Arquita mimosifolia (Griseb.) Gagnon, G.P. Lewis & C.E. Hughes [≡ Caesalpinia mimosifolia Griseb.]

Description.

Small to medium-sized, often decumbent, shrubs, usually with glandular trichomes on various parts of the plant. Stipules ovate-obovate to deltoid, usually with a fimbriate-glandular margin, caducous. Leaves bipinnate; pinnae 1-5 pairs, usually with a single terminal pinna; leaflets in 4-12 opposite pairs per pinna, often with maroon/black glands in depressions on crenulated leaflet margins, and sometimes with occasional sessile black glands on the undersurface of leaflet blades. Inflorescence a leaf-opposed raceme. Flowers bisexual, zygomorphic; hypanthium persistent as a small shallow cup at the pedicel apex as the fruit matures; sepals 5, caducous, the lower sepal cucullate; petals 5, free, yellow to orange, median petal sometimes streaked red; stamens 10, free; ovary usually covered with gland-tipped trichomes. Fruits laterally compressed, lunate-falcate legumes, covered sparsely to densely with gland-tipped trichomes, these sometimes dendritic. Seeds laterally compressed, ovate-orbicular, the testa shiny olive-grey, sometimes mottled or streaked black.

Chromosome number.

2 n = 24 ( A. mimosifolia) (Cangiano and Bernardello 2005).

Included species and geographic distribution.

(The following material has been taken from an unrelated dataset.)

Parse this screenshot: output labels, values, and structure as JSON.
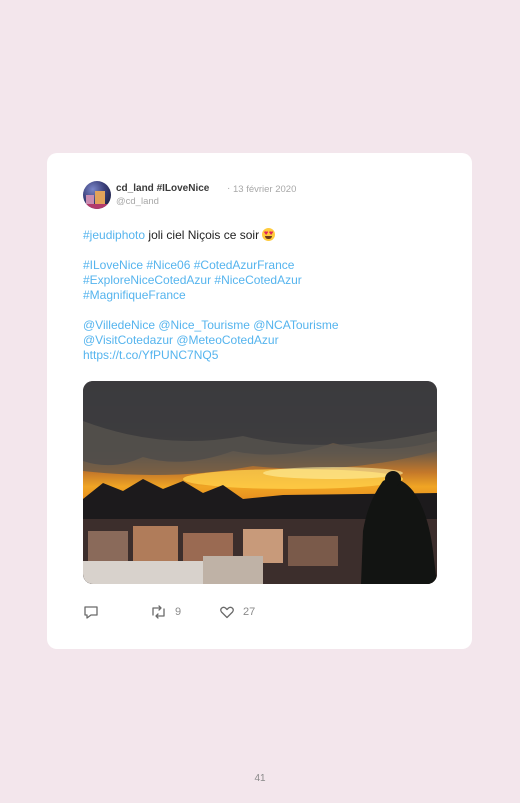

Six taxa in five species restricted to the Andes in South America, in disjunct inter-Andean valleys, in Ecuador, Peru, Bolivia and Argentina (Fig. 49).

Ecology.

Tropical and subtropical seasonally dry, montane, and rupestral habitats.

Etymology.

Arquita is the vernacular name for A. trichocarpa (Griseb.) Gagnon, G.P. Lewis & C.E. Hughes in Argentina (Ulibarri 1996).

Human uses.

Unknown.

Notes.

A revision of Arquita with a key to species is available in Gagnon et al. (2015).

Taxonomic references.

Burkart (1936); Gagnon et al. (2015, 2016); Lewis (1998); Lewis et al. (2010); Ulibarri (1996).